3. Adjust all pages manually using Edit Page Meta Tags
When you edit a page, you can also do a few cool things, including fixing the HEAD area. First, edit page meta tags:
Then you can modify what Google sees and displays to the rest of the world. Note you can use Tokens here, including in the LP Template itself.
If you did this right, Google will display the Title, URL, and Description in the SERPs. If you also added Publisher and Author Rel tags to Custom HEAD HTML, your picture will appear.
Remember to do these steps to ensure you maximize your Organic traffic on any campaign.
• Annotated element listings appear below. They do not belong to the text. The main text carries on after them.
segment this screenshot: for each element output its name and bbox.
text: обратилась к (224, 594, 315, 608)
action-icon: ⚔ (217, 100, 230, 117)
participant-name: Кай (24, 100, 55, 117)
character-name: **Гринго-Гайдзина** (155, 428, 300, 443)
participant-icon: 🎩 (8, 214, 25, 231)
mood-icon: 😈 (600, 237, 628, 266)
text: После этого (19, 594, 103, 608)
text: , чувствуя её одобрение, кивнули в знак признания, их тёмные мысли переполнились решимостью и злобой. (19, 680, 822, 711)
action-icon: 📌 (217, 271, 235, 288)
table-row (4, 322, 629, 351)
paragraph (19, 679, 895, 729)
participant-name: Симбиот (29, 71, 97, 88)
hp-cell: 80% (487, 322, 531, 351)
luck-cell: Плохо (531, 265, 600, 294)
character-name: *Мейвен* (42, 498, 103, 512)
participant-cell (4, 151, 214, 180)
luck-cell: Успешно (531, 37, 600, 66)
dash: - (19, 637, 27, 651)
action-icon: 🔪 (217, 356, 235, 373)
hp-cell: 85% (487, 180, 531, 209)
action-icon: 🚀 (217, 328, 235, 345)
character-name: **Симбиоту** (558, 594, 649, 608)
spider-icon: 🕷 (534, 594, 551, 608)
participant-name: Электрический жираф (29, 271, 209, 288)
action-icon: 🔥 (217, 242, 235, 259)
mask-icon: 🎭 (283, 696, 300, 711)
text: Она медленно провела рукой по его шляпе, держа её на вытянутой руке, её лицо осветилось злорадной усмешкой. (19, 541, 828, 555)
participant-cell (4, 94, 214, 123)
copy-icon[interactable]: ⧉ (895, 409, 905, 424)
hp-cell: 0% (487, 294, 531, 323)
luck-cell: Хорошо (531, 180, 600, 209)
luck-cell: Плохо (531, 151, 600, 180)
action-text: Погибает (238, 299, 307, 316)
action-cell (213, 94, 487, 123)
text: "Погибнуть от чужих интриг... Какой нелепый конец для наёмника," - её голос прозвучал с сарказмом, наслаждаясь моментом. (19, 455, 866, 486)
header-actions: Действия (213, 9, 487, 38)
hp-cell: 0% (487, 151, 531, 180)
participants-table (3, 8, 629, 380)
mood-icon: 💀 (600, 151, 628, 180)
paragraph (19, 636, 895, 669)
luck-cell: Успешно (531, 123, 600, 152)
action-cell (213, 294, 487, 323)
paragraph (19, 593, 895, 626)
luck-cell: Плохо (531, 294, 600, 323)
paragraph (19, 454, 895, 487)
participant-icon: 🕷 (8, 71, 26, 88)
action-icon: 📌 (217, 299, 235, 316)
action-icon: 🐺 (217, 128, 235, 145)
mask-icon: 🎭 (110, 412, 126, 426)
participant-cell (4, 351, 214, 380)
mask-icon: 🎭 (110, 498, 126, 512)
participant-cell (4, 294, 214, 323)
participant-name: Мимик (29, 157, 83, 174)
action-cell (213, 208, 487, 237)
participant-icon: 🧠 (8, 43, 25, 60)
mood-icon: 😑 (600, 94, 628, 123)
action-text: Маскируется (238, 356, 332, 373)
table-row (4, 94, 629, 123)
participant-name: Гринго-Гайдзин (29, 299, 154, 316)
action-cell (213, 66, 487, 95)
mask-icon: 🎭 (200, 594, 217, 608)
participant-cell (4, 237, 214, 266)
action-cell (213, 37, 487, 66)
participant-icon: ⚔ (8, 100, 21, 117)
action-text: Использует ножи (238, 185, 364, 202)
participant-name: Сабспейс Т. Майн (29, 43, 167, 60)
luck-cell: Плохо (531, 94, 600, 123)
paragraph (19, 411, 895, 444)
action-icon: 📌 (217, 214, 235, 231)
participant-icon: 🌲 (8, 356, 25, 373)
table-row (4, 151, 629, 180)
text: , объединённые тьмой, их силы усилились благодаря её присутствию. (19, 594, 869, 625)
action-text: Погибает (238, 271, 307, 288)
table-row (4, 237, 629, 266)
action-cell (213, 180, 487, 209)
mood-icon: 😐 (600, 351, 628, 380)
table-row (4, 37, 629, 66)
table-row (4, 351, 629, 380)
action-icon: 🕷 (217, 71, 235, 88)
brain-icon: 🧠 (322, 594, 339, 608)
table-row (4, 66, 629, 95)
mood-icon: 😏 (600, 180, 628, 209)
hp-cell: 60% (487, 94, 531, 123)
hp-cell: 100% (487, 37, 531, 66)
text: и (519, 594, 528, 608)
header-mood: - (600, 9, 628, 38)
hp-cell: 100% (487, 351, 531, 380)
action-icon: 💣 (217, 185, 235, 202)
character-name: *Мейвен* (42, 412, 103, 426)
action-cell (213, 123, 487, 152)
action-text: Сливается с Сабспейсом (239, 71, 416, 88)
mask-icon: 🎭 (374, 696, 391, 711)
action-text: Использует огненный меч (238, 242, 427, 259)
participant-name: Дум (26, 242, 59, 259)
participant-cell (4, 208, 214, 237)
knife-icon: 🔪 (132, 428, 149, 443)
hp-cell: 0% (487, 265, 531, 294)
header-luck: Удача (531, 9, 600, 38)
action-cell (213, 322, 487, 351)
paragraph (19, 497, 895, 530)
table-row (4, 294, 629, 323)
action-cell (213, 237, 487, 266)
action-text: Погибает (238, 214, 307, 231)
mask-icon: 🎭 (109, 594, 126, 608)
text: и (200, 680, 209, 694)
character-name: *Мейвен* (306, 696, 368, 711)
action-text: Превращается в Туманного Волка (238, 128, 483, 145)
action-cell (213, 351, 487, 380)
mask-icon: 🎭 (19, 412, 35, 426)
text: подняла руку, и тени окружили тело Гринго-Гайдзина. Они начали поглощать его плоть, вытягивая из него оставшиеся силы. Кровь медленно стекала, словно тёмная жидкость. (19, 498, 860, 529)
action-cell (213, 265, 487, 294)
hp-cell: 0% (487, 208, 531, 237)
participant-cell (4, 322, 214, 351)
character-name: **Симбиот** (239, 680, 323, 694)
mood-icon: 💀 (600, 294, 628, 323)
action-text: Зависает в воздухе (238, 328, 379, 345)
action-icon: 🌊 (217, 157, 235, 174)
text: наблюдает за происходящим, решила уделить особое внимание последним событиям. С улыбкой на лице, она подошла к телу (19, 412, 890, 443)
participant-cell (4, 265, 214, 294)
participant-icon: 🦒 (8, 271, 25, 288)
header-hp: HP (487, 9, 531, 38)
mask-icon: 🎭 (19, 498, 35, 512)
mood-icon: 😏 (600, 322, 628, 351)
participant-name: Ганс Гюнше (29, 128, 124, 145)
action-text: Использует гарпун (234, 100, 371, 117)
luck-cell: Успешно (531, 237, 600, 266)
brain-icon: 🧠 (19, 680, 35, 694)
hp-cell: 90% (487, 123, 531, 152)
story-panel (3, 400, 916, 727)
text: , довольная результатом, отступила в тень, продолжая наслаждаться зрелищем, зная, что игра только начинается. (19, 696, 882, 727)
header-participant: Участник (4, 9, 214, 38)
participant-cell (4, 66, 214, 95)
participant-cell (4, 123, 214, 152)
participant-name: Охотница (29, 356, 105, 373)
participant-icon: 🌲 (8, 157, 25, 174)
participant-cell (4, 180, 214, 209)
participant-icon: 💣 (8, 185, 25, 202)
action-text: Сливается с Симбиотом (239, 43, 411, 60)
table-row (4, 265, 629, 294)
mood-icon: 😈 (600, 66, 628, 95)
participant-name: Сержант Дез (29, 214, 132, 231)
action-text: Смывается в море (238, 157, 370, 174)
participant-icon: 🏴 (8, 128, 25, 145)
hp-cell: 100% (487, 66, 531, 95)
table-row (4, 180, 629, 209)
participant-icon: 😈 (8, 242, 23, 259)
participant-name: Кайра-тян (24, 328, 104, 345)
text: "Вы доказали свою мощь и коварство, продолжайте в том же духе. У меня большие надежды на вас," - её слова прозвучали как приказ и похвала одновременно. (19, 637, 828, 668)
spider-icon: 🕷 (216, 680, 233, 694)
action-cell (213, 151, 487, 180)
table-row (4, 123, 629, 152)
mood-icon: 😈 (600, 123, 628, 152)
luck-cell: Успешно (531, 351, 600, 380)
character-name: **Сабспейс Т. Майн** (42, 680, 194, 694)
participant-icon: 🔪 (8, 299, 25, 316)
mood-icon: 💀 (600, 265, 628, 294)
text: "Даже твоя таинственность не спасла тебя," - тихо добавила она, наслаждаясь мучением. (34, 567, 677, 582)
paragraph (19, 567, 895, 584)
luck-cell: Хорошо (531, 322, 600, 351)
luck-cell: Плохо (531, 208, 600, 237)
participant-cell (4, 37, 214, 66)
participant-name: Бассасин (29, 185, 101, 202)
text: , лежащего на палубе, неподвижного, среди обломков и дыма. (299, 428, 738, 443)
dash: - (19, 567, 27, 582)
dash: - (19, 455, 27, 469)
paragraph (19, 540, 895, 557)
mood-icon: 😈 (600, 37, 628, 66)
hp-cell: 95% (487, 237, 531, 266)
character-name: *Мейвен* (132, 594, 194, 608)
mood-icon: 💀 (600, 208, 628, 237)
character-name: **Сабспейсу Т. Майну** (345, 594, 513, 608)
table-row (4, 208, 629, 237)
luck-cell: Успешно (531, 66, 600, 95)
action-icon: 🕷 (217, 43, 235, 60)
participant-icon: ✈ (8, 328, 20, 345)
And remember to sign up for more help from Marketing Rockstar Guides. And stay tuned for a big announcement about the Marketo Guide.
Ari Echt says
Thanks, Josh. Great advice.
Jessica S. says
Hi Josh, nice post. Can you please explain the G+ authorship connection process with Marketo landing pages a bit further? What is the HTML format to link the rel=publisher to our corporate identity / business G+ page? Can you share an example? thanks in advance!
Josh Hill says
Jessica,
There are tons of places to find this out that would do a better job than I. Check out “google authorship hubspot” for good tips, or just “google authorship html” and that should work. Essentially all you need is the verified page URL and to put your company’s URL as publisher on that page/account. Then take the URL of the account (not /posts), and put it on your website code in the HEAD. Google will check for that. Then each author on your blog should have her own google+ account and then you can add their URL to their user account or their posts.
Jessica S. says
Josh, thanks. I suppose I was looking for an example what you’re putting in the custom Head HTML field in marketo landing pages… your screen shot had that field empty. Could you possibly share the “nomenclature”?